EU countries get tough on Greece amid fears of exit from euro

By Liz Alderman  /  NY Times news service, PARIS

As a caustic election campaign in Greece revives fears that the country could leave the euro, European officials are taking an increasingly hard line toward Athens, saying they want to keep Greece in the single currency, though not at any cost.

The admonishments have stacked up in recent days — from Berlin, Paris and Brussels — intensifying what is shaping up to be another high-stakes standoff between Europe’s leaders and the eurozone’s most troubled country.

Since the previous acute Greek political crisis in 2012, European leaders have spent their time building firewalls against the kind of financial contagion that has rocked the continent before and their stiff warnings to some extent reflect their confidence that the eurozone would survive Greece’s exit.

Yet the turmoil in Greece is demonstrating its potential to rattle financial markets, adding an untimely sprinkling of anxiety to a heaping of external factors that helped drive the euro to a nine-year low against the US dollar on Monday.

To the evident dismay of European officials — and international markets — the narrow frontrunner for the Jan. 25 election appears to be Alexis Tsipras, head of the leftist SYRIZA party.

Although Tsipras has made it clear that he would like to keep Greece in the eurozone, he has also vowed to repudiate parts of the nation’s debt, roll back the austerity measures required by its international creditors and renegotiate deals with them that have given Athens access to billions in aid.

Following through on such pledges could cost Greece’s creditors — and European taxpayers — tens of billions of dollars, particularly if financial markets become strained by uncertainty.

The possibilities are once again raising an existential question for European leaders: What cost are they willing to bear to keep Greece in the eurozone?
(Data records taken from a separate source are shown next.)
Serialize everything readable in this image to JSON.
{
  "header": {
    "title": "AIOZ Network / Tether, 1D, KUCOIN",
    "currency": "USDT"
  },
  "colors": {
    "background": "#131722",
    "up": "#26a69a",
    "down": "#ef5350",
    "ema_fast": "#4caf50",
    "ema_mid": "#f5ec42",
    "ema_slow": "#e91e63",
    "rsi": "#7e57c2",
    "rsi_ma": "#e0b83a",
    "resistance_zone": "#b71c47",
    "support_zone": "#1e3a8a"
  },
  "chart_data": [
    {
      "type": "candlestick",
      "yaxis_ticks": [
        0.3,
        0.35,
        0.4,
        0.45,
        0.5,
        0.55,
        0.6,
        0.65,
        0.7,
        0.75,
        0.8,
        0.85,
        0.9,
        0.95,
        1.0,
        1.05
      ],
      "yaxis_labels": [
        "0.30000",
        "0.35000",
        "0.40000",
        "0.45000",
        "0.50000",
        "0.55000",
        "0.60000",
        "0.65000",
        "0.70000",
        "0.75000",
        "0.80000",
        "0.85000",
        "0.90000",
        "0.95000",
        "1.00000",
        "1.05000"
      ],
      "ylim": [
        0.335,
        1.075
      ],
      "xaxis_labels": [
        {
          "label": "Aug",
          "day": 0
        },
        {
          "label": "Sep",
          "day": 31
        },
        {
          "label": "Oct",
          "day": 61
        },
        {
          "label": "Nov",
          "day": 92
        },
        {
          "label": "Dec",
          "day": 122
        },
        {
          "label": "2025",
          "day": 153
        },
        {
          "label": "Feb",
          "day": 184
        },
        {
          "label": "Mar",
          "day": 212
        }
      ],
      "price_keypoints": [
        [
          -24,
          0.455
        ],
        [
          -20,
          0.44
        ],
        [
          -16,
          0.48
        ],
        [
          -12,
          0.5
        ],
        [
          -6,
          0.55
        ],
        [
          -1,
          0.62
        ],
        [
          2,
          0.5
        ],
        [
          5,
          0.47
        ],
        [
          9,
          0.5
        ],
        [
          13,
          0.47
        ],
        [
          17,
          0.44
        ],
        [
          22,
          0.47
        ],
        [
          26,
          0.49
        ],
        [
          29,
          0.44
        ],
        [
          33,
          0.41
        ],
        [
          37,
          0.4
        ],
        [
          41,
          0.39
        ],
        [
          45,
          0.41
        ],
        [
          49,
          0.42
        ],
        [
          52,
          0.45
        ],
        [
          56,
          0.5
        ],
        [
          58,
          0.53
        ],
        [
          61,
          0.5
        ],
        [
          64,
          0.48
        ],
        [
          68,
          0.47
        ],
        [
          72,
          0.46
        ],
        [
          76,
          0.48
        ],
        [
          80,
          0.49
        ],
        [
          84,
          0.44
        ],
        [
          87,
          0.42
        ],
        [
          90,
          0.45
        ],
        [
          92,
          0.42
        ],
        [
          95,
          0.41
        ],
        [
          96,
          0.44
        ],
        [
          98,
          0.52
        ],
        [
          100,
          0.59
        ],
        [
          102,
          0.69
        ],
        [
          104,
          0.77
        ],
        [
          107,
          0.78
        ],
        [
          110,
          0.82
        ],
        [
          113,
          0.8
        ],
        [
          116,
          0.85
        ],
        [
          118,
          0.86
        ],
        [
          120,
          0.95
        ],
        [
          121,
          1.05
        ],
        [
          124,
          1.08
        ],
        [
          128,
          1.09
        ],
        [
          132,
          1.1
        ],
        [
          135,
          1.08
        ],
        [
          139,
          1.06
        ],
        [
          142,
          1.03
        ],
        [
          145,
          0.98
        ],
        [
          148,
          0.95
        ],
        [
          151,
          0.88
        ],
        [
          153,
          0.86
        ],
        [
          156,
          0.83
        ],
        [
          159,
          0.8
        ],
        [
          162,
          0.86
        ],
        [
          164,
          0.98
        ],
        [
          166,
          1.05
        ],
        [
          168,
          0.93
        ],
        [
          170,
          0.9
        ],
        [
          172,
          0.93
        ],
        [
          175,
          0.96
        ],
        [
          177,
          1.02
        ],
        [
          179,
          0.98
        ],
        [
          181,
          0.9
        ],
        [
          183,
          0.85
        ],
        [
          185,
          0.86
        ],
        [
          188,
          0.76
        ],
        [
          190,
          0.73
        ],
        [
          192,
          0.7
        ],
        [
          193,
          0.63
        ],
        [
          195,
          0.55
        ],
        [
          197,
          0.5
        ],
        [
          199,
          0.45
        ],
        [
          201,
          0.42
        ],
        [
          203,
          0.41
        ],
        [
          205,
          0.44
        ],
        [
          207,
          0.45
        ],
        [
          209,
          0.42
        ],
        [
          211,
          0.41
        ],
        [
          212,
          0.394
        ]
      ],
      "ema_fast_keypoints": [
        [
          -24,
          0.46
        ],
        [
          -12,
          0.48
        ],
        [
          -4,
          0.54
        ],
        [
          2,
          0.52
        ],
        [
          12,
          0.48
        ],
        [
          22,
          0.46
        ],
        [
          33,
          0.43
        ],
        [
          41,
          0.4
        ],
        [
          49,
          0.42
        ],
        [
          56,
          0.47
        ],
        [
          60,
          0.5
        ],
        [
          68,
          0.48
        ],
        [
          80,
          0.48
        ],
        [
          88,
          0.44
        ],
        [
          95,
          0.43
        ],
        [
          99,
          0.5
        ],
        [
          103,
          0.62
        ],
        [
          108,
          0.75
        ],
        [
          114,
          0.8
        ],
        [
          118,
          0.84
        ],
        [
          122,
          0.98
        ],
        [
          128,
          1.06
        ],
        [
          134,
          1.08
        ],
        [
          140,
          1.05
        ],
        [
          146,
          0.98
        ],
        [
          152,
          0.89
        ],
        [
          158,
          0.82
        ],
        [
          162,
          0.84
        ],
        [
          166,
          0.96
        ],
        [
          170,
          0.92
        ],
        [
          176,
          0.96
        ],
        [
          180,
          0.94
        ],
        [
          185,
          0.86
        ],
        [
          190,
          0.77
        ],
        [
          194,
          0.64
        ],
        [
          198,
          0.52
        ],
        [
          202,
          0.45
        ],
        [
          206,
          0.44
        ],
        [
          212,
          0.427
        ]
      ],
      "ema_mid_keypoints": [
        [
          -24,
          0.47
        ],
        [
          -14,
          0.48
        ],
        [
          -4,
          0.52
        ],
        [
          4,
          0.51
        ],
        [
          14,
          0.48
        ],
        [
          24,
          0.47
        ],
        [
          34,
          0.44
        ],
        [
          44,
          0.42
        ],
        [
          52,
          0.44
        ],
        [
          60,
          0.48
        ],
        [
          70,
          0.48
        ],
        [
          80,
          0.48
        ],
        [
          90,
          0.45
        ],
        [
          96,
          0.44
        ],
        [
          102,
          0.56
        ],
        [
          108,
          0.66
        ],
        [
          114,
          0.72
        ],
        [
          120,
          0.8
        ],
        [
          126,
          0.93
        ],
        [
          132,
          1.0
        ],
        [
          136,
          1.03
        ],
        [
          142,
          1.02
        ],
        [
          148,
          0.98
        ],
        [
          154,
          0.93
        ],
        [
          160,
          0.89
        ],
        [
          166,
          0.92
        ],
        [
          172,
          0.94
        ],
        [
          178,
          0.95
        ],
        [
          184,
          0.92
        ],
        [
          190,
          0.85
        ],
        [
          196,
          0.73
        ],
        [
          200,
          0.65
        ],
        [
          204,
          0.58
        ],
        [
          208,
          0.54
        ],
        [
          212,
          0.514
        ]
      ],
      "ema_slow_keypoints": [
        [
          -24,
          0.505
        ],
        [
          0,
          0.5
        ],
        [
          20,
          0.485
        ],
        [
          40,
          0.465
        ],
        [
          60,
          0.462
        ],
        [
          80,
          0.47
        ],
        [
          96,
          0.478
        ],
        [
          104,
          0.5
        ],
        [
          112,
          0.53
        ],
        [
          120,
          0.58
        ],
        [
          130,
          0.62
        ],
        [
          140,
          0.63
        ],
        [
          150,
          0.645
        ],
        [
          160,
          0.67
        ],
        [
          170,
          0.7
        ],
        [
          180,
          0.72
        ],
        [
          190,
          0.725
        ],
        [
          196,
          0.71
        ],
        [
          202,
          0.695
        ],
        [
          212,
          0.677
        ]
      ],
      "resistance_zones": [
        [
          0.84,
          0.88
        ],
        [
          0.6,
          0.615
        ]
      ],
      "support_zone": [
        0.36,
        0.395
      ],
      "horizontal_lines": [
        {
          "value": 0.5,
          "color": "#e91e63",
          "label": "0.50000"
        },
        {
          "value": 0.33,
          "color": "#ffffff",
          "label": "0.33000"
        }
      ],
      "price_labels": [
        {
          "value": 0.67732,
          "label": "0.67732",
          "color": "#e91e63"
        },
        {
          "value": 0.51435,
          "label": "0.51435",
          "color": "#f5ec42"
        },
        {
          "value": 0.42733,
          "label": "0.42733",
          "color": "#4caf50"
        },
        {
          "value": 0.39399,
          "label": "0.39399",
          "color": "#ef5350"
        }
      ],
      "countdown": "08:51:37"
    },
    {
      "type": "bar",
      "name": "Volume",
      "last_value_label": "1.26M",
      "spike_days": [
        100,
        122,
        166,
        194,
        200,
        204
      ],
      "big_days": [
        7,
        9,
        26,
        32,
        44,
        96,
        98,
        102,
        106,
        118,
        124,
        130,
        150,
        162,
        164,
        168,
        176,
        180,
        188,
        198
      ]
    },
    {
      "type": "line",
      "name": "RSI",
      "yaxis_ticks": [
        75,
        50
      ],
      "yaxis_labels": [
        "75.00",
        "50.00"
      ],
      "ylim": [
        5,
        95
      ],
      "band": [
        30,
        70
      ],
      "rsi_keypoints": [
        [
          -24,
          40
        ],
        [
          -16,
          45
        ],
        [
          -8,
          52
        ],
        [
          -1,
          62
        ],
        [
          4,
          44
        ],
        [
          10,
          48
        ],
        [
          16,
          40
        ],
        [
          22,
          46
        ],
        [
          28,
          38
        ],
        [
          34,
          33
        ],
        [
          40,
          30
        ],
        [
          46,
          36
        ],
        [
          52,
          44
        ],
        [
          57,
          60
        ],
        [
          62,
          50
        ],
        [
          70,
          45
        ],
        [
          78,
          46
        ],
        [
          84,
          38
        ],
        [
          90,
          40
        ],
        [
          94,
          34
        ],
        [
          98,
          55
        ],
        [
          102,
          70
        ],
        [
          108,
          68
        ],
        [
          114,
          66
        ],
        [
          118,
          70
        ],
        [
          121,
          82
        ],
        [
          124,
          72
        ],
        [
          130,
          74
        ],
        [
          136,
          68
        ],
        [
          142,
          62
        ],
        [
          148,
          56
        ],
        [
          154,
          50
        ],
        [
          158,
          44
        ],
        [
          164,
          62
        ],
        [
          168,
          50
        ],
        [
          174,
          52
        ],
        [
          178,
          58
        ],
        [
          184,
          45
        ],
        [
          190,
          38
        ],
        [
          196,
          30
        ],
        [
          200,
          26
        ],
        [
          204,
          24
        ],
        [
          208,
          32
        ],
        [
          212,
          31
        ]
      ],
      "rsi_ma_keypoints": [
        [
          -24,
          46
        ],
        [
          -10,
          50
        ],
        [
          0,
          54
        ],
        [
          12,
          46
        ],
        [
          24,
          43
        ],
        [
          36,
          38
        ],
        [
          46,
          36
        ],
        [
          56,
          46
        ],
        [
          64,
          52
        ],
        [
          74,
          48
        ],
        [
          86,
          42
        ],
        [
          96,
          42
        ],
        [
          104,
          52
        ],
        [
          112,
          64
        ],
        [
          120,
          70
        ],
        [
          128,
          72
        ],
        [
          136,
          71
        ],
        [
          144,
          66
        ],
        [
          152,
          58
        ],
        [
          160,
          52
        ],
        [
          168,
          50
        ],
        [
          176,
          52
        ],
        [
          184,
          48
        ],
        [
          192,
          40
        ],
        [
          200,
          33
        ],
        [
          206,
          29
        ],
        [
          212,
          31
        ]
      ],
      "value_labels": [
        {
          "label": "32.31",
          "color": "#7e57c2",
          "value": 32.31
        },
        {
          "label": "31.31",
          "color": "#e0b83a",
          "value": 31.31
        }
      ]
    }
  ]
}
Their answer, for now, has amounted to a tough line, particularly from austerity-minded Germans.

On Monday, German Minister of the Economy Sigmar Gabriel said that Europe would not accept undermining the stability that has returned to the eurozone over the past couple of years.

“We aren’t vulnerable to blackmail,” he said in an interview with German newspaper Hannoversche Allgemeine. “We expect from the Greek government — regardless of who will form it — that the agreements made with the EU will be respected.”

Last week, German Minister of Finance Wolfgang Schaeuble cautioned Athens against moving away from its current economic reforms, saying: “If Greece takes another path, it will be difficult. Any new government will have to stick to the agreements made by its predecessor.”

In an acknowledgment of the delicacy of the situation, German officials on Monday quickly backed away from a weekend report by Der Spiegel magazine suggesting that German Chancellor Angela Merkel and Schaeuble believed that the eurozone could cope if Greece quit the euro and returned to the drachma.

A Berlin government spokesman denied that contingency plans had been made for such a possibility and insisted that Germany wants Greece to remain in the eurozone.

Officials in Brussels also emphasized on Monday that membership in the bloc was “irrevocable,” although they left open to what extent Athens could renegotiate the terms of its bailout after the election.

“The euro is here to stay,” European Commission spokeswoman Annika Breidthardt said.